Snap CEO Evan Spiegel on Wednesday plans to emphasize benefits for young people on his platform, saying in written testimony that social media made him feel miserable as a teenager. So he says he designed the Snapchat messaging app “to open into the camera, instead of a content feed, to encourage creativity instead of passive consumption."

Groups representing young victims of online harms including social-media addiction and sexual exploitation held media events on Tuesday to help drum up support for lawmakers’ efforts to rein in social-media platforms. One featured the father of a Michigan teenager, Jordan DeMay, who died by suicide after falling victim to an online extortion scheme.

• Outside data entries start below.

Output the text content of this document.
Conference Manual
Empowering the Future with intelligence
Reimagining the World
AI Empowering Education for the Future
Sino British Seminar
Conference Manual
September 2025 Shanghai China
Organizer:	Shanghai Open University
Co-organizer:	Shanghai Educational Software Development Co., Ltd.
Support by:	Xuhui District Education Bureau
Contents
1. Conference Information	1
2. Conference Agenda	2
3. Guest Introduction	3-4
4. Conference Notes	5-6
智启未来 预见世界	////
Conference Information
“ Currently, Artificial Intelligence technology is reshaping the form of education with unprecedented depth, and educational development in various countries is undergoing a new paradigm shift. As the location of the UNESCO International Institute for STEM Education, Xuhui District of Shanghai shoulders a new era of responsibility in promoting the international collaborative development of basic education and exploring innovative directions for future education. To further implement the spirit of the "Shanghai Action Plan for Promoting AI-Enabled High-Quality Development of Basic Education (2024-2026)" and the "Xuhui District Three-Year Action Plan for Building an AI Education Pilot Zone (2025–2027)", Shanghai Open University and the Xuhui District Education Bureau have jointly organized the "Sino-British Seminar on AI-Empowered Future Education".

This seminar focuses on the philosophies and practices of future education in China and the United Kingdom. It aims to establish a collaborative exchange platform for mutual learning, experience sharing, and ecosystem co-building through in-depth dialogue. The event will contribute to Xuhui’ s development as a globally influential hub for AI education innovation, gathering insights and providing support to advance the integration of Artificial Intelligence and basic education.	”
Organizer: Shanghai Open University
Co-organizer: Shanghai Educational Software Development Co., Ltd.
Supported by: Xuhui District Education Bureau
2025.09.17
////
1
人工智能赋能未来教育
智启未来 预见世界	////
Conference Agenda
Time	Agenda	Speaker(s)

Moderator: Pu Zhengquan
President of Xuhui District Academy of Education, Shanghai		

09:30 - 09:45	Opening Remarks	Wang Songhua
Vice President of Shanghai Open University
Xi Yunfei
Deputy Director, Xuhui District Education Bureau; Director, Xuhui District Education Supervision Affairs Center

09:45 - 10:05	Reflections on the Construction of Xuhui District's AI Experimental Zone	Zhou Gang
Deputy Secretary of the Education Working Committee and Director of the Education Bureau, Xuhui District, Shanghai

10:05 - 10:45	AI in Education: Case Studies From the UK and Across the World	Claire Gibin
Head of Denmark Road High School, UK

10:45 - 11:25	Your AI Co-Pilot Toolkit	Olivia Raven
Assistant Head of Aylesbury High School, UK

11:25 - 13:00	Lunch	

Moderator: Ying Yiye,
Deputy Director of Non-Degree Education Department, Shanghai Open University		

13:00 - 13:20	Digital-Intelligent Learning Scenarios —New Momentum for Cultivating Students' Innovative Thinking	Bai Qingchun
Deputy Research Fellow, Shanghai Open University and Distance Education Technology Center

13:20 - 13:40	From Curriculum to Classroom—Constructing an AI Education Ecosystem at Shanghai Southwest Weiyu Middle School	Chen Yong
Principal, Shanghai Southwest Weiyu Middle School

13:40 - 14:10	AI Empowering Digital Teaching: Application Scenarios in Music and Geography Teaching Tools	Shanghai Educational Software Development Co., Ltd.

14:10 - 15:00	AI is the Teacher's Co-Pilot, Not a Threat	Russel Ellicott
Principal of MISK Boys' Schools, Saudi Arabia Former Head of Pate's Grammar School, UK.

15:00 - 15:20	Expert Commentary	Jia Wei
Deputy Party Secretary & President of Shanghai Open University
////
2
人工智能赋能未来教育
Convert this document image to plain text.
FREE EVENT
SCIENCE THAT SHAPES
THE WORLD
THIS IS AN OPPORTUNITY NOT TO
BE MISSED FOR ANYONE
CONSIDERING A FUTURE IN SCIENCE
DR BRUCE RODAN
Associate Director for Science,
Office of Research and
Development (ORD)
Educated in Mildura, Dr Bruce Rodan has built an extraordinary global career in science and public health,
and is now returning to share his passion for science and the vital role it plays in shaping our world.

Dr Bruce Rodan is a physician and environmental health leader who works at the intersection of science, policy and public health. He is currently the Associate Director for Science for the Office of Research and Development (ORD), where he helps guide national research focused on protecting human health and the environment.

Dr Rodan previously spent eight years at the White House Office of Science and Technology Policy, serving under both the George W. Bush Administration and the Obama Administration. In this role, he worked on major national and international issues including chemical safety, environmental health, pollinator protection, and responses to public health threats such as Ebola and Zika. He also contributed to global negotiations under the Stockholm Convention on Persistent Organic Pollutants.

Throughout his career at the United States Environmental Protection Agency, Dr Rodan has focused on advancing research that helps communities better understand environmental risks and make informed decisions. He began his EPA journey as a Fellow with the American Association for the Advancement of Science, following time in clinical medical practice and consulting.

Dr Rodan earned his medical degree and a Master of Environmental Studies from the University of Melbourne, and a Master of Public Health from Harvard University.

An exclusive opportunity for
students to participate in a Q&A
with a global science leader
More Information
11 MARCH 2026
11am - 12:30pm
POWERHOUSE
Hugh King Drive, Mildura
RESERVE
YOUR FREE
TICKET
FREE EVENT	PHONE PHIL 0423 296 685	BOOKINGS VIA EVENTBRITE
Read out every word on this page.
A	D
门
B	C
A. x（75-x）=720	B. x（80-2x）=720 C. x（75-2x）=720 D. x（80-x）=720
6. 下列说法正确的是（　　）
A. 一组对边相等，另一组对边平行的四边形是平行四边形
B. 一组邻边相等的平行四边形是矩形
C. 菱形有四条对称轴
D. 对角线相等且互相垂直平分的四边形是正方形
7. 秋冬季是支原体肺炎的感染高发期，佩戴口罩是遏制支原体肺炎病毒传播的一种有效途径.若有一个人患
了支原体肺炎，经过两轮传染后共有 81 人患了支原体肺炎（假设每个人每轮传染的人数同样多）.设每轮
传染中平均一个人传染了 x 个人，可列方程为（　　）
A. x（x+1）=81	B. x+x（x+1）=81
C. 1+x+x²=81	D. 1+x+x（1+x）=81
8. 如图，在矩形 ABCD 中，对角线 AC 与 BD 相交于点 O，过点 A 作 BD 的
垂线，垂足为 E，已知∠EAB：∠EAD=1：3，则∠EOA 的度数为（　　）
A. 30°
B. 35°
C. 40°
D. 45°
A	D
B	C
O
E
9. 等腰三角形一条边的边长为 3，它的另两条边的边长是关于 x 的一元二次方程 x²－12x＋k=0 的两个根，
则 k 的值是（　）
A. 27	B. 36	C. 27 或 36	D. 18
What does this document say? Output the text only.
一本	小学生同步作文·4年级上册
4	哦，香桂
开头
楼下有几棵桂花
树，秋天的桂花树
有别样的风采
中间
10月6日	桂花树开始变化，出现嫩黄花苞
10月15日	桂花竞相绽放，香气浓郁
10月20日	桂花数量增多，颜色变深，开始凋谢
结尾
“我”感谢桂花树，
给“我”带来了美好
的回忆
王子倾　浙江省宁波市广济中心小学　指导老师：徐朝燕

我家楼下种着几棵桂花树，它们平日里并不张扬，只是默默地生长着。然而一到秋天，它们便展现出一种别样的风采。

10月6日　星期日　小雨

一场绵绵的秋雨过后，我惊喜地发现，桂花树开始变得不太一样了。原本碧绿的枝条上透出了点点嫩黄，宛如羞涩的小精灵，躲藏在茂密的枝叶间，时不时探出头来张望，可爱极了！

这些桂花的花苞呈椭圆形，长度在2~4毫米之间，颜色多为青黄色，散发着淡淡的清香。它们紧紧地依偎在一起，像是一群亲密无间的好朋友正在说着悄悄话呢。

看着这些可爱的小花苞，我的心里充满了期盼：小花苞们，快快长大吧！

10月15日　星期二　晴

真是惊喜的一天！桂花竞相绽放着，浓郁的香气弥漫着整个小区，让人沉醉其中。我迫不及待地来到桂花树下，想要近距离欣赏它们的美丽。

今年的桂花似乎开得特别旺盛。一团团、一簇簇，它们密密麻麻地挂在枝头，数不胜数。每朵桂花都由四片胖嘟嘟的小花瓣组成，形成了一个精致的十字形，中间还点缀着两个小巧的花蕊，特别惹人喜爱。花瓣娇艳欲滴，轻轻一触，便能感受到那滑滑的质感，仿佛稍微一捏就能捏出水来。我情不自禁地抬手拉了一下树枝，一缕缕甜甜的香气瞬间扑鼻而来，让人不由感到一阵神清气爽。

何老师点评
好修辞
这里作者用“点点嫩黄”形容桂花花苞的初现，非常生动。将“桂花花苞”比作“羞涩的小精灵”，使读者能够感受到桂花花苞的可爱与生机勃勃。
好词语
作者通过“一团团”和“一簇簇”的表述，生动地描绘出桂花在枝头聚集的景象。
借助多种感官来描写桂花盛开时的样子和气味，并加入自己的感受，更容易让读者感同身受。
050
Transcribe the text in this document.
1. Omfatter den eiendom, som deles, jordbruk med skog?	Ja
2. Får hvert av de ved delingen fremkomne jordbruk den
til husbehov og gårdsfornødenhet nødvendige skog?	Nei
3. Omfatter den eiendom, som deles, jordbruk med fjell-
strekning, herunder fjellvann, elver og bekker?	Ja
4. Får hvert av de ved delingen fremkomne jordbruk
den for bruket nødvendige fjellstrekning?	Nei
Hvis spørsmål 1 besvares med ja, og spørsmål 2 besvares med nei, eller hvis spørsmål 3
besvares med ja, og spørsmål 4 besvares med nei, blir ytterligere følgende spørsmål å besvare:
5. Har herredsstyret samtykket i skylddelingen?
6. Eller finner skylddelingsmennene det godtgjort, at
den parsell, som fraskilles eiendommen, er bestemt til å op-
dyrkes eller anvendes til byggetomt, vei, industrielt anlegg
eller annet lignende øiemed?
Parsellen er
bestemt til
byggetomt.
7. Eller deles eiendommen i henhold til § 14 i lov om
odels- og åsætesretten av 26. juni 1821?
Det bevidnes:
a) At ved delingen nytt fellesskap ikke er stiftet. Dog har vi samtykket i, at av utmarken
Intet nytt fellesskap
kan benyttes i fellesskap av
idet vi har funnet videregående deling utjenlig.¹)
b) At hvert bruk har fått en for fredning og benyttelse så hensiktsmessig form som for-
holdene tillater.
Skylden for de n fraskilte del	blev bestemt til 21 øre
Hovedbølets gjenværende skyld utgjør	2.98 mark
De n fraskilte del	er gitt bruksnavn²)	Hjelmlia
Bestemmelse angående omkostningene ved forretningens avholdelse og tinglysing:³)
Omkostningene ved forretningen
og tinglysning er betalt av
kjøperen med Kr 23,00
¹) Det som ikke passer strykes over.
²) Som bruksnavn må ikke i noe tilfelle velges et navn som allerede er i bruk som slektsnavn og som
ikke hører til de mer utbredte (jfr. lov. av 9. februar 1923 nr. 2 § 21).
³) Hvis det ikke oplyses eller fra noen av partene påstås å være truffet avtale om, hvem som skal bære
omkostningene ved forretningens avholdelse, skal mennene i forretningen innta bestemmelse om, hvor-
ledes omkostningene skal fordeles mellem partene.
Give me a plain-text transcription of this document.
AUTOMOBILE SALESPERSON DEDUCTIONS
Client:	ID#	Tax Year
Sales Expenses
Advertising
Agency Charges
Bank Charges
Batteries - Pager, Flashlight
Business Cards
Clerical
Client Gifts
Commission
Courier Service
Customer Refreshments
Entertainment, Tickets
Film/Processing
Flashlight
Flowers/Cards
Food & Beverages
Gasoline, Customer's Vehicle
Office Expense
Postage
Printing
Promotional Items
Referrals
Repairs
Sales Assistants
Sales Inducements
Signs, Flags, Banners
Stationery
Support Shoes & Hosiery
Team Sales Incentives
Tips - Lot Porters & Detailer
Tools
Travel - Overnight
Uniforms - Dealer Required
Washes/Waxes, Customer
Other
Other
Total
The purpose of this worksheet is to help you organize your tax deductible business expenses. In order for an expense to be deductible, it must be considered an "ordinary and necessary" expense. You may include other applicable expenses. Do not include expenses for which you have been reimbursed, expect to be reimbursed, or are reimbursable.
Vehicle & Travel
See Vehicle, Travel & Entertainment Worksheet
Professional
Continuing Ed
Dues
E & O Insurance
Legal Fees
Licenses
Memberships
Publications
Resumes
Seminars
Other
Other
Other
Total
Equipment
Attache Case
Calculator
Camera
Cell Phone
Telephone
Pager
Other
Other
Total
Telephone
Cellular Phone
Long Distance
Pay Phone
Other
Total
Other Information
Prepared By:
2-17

John DeMay, Jordan’s father, said he hopes the Senate hearing will bring awareness “that social media is not a safe place, especially for children." He and his family are considering legal options.

But suing the companies for harm to children can be legally difficult.

Currently, the platforms often can avoid liability when someone is harmed as a result of social-media use because of special legal protections that Congress created for the platforms in the 1990s when the internet was in its infancy. Those protections generally immunize the platforms from liability for harm from content generated by other users.

Durbin and other lawmakers have proposed removing those special legal protections in cases where children are sexually exploited.

Industry representatives say that those bills could harm users’ privacy, mainly by discouraging the platforms’ use of encryption. Tech industry allies argue that could affect a range of groups from LGBTQ youth to people seeking reproductive health services.

Some advocates for children note that some tech companies are already moving to expand the use of encryption, which the advocates say could make it easier for the platforms to ignore harmful content.

Some lawmakers are skeptical that any package can break through the opposition from tech companies and their allies.

“The reason no big tech legislation has moved…is the amount of money and the influence they wield," said Sen. Josh Hawley (R., Mo.), who is a member of the Judiciary Committee.

Jeff Horwitz contributed to this article.